Sunday, June 28, 2015

64% of Canadians Live South of Seattle!!! (Python)

On these long summer days, it's easy to remember that Seattle is REALLY far north.  This time of year, our days are only a few minutes shy of 16 hours long!  That's great, though we pay for it with our long winter nights.

Of course, I'm reminded that we're not SO far north.  I have a few friends in Vancouver, BC, who have a more extreme situation.  But that's Canada.  It's not called the Great White NORTH for nothing (btw, I'm an old SCTV fan).

But wait, are Canadians really "northerners" compared to us?  I mean, I sometimes hear the statistic that 90% of the Canadian population lives within 100 miles of the US border.  Because they love us.  Or because being really far north isn't very fun.  Here's a source:  https://www.cia.gov/library/publications/the-world-factbook/geos/ca.html

And another thing - if you take a good look at a map (preferably a globe), you'll see that a large portion of Eastern Canada isn't that far north at all.  The border takes a big southern dip in the map just east of the Great Lakes that doesn't come back north til the edge of Maine.  That big dip, whatever Canadians call it, seems to hold a large portion of Canada's major cities (Toronto, Ottawa, Montreal, Quebec City...).



It seemed likely to me that most of the population of Canada lived in that dip, which would incidate that most of the population of Canada actually lives farther south than Seattle!

Note:  On most maps, because of that whole sphericalish nature of Earth, lots of parts of Canada that are south of Seattle actually appear to easily be north of Seattle.  If you look at this map from Wikimedia, it looks like St. John's, way on the east coast of Canada, easily looks to be north of Seattle.  It isn't.  At latitude 47.5675°N, it is south of Seattle (47.6097°N).  Quebec, at 46.816667°N, is also south of Seattle.



Anyway, I wanted to know how many Canadians live south of Seattle.

So I set out to answer that question, programmatically.

My first thought was to find some Canadian census data.  I quickly found an official looking site from the 2011 census (http://www12.statcan.gc.ca/census-recensement/2011/dp-pd/hlt-fst/pd-pl/Table-Tableau.cfm?LANG=Eng&T=801&S=51&O=A), and zeroed in on a large list of Canadian population centers with populations of at least 1000 people.  I figured I could take these centers, find their locations, compare them to Seattle, and have my answer!  People living outside of those areas would probably be an insignificant portion of the population (MISTAKE!  My big city biases bit me there).

This solution was a little more interesting than my final solution, so I'll briefly describe it here:  
Given the spreadsheet of all population centers
Go through the spreadsheet, feed the population center name into website (www.findlatitudeandlongitude.com), extract the lat/lon of that population center.
(missing population centers needed to be researched manually)

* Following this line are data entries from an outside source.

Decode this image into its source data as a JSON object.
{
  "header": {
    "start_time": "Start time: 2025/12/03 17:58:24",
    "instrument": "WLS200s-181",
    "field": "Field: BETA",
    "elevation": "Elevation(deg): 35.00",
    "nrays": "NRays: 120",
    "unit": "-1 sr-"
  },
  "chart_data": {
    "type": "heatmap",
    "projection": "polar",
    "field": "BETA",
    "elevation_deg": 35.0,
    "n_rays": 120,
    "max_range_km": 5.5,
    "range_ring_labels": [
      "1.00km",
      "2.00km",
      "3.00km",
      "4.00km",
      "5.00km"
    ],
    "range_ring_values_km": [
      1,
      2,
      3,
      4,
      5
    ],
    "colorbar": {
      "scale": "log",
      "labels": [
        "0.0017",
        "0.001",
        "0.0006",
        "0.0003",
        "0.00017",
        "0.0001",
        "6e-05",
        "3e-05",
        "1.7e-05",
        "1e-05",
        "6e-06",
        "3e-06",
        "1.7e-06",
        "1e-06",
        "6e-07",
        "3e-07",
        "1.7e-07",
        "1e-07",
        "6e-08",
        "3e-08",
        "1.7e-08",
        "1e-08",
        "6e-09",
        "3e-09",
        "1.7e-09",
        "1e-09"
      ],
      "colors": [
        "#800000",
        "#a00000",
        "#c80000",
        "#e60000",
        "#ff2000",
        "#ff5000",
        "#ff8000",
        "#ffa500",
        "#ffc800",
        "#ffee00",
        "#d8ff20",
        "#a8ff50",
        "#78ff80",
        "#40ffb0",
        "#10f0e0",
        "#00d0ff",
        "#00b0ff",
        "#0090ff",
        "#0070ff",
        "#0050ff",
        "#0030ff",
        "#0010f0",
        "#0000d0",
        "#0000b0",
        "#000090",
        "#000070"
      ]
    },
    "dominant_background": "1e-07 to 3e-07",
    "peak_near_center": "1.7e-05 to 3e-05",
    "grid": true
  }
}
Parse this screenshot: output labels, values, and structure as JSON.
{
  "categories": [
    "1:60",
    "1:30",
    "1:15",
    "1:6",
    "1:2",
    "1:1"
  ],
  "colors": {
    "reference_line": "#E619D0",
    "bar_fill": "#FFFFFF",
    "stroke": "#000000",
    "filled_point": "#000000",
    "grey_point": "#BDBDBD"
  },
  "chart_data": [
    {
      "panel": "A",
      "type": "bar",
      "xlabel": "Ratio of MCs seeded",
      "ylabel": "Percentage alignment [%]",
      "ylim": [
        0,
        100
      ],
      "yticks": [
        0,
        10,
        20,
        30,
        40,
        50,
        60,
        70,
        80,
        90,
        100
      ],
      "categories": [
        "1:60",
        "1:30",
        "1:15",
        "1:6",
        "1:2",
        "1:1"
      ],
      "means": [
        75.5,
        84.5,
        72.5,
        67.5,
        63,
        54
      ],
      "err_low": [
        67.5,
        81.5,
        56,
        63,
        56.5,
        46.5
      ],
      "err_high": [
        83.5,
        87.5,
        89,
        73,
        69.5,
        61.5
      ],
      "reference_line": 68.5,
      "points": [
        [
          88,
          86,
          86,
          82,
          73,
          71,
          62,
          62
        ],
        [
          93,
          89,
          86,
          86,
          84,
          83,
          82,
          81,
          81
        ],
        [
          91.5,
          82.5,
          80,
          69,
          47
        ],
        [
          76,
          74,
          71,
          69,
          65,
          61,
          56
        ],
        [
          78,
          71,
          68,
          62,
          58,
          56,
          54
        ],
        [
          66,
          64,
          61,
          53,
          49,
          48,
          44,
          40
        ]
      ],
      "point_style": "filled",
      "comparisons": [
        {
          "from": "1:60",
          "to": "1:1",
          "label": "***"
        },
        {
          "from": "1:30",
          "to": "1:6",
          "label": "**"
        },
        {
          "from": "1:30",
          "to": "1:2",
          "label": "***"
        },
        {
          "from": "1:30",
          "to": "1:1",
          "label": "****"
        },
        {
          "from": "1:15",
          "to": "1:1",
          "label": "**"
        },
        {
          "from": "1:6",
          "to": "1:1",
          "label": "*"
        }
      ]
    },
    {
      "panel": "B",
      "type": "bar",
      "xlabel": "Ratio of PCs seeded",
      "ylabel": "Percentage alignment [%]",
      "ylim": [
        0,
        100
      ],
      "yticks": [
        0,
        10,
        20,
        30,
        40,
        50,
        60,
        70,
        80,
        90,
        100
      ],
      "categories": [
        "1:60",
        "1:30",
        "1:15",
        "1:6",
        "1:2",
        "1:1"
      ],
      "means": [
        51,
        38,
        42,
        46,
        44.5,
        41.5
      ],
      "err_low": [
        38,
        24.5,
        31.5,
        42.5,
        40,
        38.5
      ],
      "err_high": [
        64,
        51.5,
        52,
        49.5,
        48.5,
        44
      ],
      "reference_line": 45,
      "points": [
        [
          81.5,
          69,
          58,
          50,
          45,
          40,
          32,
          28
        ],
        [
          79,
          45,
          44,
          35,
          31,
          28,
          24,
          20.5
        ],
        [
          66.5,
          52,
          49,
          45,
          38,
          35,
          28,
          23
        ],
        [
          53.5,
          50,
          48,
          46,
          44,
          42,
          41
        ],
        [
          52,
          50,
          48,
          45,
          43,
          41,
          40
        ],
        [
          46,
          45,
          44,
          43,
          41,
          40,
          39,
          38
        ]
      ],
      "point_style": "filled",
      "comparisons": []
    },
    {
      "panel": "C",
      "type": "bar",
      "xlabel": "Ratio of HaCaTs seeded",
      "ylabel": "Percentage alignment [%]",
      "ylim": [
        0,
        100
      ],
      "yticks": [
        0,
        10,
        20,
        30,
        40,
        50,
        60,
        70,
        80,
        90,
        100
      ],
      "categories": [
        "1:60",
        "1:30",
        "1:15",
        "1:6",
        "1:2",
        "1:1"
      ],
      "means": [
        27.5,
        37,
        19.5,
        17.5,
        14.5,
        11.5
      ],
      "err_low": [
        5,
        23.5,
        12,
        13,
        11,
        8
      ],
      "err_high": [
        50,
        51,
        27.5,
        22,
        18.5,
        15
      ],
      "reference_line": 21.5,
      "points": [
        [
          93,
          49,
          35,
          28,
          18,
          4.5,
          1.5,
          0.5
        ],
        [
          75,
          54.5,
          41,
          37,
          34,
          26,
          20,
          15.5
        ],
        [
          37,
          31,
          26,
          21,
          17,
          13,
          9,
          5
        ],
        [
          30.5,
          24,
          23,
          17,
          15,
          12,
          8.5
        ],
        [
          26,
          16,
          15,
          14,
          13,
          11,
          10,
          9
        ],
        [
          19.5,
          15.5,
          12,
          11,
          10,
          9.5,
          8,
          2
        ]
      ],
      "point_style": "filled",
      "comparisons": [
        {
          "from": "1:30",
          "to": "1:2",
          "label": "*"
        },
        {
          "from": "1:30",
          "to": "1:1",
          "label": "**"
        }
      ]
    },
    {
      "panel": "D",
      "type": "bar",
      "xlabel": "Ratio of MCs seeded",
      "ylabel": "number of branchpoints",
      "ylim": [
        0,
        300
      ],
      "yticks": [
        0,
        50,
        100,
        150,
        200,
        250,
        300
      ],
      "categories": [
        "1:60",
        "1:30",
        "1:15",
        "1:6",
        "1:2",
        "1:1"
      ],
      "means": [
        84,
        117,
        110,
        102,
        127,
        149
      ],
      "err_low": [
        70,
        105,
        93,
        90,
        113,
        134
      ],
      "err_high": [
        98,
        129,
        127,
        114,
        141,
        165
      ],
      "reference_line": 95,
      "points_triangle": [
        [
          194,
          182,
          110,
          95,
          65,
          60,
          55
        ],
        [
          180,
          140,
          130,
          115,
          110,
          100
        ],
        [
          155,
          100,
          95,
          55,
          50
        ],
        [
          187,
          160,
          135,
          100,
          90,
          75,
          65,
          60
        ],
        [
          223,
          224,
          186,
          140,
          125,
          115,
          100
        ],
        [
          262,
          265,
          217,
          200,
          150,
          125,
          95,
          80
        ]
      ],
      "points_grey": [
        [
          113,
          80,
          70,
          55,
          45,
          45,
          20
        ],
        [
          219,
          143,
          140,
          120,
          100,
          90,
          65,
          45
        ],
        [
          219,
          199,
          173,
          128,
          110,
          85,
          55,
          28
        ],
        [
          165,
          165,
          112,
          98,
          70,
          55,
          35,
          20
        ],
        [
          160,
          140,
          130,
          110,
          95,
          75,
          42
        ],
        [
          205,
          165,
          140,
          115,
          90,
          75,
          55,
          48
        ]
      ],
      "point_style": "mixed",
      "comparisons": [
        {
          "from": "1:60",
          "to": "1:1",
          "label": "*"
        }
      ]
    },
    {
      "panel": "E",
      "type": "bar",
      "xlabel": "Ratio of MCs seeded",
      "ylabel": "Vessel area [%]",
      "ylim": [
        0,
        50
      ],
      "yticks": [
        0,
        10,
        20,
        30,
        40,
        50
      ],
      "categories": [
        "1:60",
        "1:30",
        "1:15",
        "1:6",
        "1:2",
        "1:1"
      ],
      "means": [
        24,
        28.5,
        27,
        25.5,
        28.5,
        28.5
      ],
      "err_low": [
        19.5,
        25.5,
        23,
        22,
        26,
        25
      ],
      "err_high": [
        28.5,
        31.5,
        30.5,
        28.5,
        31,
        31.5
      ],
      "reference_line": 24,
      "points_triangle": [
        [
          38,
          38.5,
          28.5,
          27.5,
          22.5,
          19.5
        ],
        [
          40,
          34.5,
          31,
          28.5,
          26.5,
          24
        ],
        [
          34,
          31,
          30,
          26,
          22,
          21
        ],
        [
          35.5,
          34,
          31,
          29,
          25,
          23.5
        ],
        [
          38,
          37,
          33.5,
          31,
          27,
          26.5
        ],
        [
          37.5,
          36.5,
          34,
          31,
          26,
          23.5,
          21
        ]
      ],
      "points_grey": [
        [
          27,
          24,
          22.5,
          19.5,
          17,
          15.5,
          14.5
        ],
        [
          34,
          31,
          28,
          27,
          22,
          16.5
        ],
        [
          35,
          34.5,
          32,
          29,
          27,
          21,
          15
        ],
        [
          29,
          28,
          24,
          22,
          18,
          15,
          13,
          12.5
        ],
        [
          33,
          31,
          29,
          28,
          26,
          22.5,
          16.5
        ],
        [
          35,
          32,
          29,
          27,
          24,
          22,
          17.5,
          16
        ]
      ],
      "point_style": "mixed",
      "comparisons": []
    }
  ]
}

As I mentioned earlier, my big city biases bit me there.  I thought, how much of the population actually lived outside of population centers of 1000 people?  Well, of the 33+ million Canadians, around 10 million of them.  Oops.  That seemed like too large a part of the population to not account for in my solution, so I went back to the drawing board.

How about taking all of the county populations?  Unlike the United States, Canada doesn't have counties everywhere, at least not calling them 'counties'.  So that thought was a no go.

Then I discovered that Canada does have "census districts".  200+ of them, and they cover the entire country, and the sum of the populations of all of them was the total population of Canada!  Yay!  So I had all of the population data I needed, and just needed their locations, so I could compare the latitude with Seattle.

The easiest answer came from Wikipedia's List_of_census_divisions_of_Canada_by_population.  Each census division was listed (their source was the same 2011 Canadian census source I was using), but in addition to the data from the census, was a column listing a demonstrative Canadian population center, including a link that typically included the lat/lon of that population center.  So it ended up being more of a generic Wikipedia scraping project than a web scraping project.  A little less diverse, but it would give me the answer.  And, Wikipedia can be somewhat standardized, so I was generally able to find the lat/lon programmatically (with a small number of exceptions which I handled manually).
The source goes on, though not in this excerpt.